Original URL: http://www.theregister.co.uk/2009/10/23/google_spanner/

Google Spanner — instamatic redundancy for 10 million servers?

Mountain View wants your exabyte

By Cade Metz

Posted in HPC, 23rd October 2009 21:40 GMT

Google’s massively global infrastructure now employs a proprietary system that automatically moves and replicates loads between its mega data centers when traffic and hardware issues arise.

The distributed technology was first hinted at — in classically coy Google fashion — during a conference this summer, and Google fellow Jeff Dean has now confirmed its existence in a presentation (PDF) delivered at a symposium earlier this month.

The platform is known as Spanner. Dean’s presentation calls it a “storage and computation system that spans all our data centers [and that] automatically moves and adds replicas of data and computation based on constraints and usage patterns.” This includes constraints related to bandwidth, packet loss, power, resources, and “failure modes”.

Dean speaks of an “automated allocation of resources across [Google’s] entire fleet of machines” — and that's quite a fleet. Google now has at least 36 data centers across the globe — though a handful may still be under construction. And as Data Center Knowledge recently noticed, the goal is to span a far larger fleet.

According to Dean’s presentation, Google is intent on scaling Spanner to between one million and 10 million servers, encompassing 10 trillion (1013) directories and a quintillion (1018) bytes of storage. And all this would be spread across “100s to 1000s” of locations around the world.

Imagine that. A single corporation housing an exabyte of the world's data across thousands of custom-built data centers.

Google Spanner

Google’s 10-million-server vision

Dean declined to discuss the presentation with The Reg. And Google’s PR arm has yet to respond to specific questions about the Spanner setup. But Google senior manager of engineering and architecture Vijay Gill alluded to the technology during an appearance at the cloud-happy Structure 09 mini-conference in San Francisco earlier this year.

Google’s favorite sentence

Asked if he what he would do if he could “wave a magic wand” to create a back-end net technology that “we don’t have today,” Gill waxed cryptic about Google’s famously distributed online infrastructure — which treats data centers as “warehouse-scale” machines — touching on the idea of moving loads from any data center that’s in danger of overheating.
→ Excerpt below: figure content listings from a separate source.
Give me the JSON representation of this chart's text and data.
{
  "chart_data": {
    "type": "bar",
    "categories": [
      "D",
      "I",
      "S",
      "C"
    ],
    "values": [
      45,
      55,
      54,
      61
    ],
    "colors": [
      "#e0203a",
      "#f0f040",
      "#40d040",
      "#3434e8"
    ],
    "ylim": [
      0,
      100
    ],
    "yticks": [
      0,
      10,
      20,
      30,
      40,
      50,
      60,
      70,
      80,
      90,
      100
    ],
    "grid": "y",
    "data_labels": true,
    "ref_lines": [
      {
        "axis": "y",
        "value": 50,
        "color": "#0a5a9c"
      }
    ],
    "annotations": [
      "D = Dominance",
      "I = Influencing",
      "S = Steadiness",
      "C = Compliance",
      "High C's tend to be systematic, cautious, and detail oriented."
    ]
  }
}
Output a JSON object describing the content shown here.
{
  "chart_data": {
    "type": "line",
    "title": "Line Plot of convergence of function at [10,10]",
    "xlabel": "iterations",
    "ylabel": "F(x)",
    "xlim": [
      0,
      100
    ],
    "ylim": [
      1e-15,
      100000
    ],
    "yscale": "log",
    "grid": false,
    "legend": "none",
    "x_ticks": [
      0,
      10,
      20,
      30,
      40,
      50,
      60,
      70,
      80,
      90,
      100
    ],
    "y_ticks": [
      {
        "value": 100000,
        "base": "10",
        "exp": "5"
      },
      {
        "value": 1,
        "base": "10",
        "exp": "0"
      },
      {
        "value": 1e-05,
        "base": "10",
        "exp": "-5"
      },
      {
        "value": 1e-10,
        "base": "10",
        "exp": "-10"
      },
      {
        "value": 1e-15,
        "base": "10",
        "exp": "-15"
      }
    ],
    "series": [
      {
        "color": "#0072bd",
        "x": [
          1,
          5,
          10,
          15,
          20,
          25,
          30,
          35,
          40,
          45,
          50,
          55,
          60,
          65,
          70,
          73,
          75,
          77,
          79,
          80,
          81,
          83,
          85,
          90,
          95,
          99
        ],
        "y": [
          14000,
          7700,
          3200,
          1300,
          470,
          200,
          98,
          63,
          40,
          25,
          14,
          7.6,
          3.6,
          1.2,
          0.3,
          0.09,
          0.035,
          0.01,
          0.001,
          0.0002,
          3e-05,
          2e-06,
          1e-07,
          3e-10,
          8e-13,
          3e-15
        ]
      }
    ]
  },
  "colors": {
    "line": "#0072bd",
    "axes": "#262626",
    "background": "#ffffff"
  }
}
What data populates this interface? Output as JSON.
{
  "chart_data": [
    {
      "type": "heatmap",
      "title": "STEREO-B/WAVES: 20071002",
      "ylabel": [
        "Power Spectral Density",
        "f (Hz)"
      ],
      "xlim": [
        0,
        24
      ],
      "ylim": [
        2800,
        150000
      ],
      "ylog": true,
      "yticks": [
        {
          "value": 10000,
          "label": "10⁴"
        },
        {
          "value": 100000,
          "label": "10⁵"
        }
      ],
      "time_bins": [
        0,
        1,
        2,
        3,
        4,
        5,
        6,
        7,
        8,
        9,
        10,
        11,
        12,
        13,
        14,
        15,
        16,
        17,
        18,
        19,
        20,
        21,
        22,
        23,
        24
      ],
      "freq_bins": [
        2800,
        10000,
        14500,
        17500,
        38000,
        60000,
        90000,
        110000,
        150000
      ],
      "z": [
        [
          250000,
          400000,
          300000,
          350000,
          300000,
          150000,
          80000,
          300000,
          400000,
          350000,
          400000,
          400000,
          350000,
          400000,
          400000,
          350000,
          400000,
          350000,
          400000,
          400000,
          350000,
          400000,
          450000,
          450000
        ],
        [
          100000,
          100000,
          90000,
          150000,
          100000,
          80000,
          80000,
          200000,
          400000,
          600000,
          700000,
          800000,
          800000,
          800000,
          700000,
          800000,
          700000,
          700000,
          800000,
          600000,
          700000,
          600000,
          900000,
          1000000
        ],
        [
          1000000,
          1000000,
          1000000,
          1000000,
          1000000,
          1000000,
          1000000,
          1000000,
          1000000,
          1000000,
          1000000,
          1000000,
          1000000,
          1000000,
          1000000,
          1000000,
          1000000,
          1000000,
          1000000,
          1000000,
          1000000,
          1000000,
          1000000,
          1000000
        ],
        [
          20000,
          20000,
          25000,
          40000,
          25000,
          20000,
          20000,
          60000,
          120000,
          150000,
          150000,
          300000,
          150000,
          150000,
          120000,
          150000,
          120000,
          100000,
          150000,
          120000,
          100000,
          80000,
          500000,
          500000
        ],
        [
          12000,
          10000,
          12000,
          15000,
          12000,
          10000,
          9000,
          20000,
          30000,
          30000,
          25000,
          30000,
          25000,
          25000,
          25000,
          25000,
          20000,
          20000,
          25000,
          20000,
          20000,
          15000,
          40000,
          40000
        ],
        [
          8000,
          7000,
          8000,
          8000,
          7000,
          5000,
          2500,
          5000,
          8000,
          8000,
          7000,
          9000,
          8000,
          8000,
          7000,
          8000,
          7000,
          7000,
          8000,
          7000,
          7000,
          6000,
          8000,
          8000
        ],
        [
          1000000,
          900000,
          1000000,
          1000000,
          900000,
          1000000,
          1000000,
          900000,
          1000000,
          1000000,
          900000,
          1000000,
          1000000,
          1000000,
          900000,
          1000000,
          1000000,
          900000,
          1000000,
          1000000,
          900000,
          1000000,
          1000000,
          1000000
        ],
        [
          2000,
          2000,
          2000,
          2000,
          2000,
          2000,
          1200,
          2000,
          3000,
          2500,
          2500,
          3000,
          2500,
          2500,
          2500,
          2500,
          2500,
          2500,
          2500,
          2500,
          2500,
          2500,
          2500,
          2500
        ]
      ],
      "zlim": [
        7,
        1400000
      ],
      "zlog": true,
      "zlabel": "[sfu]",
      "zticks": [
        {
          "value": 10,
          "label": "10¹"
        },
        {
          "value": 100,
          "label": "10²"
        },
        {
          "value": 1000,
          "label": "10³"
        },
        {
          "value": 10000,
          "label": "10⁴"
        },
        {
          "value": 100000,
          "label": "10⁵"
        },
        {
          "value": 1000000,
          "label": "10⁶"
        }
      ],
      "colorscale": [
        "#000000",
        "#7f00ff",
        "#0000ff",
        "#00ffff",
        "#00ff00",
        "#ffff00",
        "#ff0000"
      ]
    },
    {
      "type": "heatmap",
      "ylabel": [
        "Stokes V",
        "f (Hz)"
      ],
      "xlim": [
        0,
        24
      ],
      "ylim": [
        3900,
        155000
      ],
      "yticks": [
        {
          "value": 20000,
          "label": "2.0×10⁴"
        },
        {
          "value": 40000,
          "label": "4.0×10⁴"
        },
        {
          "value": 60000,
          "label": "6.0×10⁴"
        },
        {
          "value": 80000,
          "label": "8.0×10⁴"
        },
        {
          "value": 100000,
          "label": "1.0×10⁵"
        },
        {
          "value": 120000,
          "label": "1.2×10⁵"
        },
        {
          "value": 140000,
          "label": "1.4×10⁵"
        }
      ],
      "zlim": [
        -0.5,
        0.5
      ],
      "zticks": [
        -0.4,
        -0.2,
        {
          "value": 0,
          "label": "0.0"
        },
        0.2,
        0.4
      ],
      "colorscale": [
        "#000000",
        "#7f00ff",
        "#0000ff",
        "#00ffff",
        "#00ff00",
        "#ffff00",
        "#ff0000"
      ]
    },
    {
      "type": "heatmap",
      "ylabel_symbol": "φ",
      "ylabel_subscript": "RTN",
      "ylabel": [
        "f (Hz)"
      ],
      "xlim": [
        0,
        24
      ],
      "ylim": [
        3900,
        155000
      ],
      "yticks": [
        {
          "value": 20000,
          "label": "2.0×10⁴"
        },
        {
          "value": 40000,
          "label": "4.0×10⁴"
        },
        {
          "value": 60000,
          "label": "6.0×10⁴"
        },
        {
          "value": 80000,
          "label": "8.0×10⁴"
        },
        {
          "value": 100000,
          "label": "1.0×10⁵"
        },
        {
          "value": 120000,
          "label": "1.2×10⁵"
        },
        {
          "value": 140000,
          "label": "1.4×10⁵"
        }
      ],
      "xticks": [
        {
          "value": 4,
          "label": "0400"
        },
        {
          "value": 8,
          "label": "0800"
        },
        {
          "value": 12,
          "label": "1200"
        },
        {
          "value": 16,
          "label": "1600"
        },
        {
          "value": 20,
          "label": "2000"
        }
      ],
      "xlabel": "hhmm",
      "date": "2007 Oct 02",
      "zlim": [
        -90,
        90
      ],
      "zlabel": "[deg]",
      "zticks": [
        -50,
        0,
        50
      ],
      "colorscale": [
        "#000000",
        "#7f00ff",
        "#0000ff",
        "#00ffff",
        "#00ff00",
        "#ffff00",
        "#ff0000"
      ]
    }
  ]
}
“What we are building here...is warehouse-sized compute platforms,” Gill said. “You have to have integration with everything right from the chillers down all the way to the CPU.

“Sometimes, there’s a temperature excursion, and you might want to do a quick load-shedding — a quick load-shedding to prevent a temperature excursion because, hey, you have a data center with no chillers. You want to move some load off. You want to cut some CPUs and some of the processes in RAM.”

And he indicated the company could do this automatically and near-instantly — meaning without human intervention. “How do you manage the system and optimize it on a global level? That is the interesting part,” Gill continued.

“What we’ve got here [with Google] is massive — like hundreds of thousands of variable linear programming problems that need to run in quasi-real-time. When the temperature starts to excurse in a data center, you don’t have the luxury to sitting around for a half an hour… You have on the order of seconds.”

Asked if this was a technology Google is using today, Gill responded with one of Google’s favorite sentences. “I could not possibly comment on that," he said. When we later asked uber Googler Matt Cutts about this — with a Google PR man listening on the line — Cutts gave another Googly response: “I don't believe we have published any papers regarding that,” he said.

But it would seem that Gill was referring to Spanner. And judging from Dean’s presentation, the technology has already been deployed. As reported by Data Center Knowledge, Google has also said that its new data center in Saint-Ghislain, Belgium, operates without chillers. Apparently, Spanner is used to automatically move loads out of the Belgium facility when the outside air gets too hot during the summer.

Additional information is sketchy. Dean refers to Spanner as a “single global namespace,” with names completely independent of the location of the data. The design is similar to BigTable, Google’s distributed database, but rather than organizing data in rows, it uses hierarchical directories.

Dean also mentions “zones of semi-autonomous control,” indicating that Google splits its distributed infrastructure into various subsections that provide redundancy by operating independently of each other.

The goal, Dean says, is to provide access to data in less than 50 milliseconds 99 per cent of the time. And Google aims to store data on at least two disks in the European Union, two in US, and one in Asia.

But one has to wonder how far this technology has actually progressed. Over the past year, two much-discussed Gmail outages occurred when Google was moving workloads between data centers.

Clearly, Google has talent for distributed computing. But it also has talent for leaking just enough information to make you think it must doing something that no one else could possibly do. ®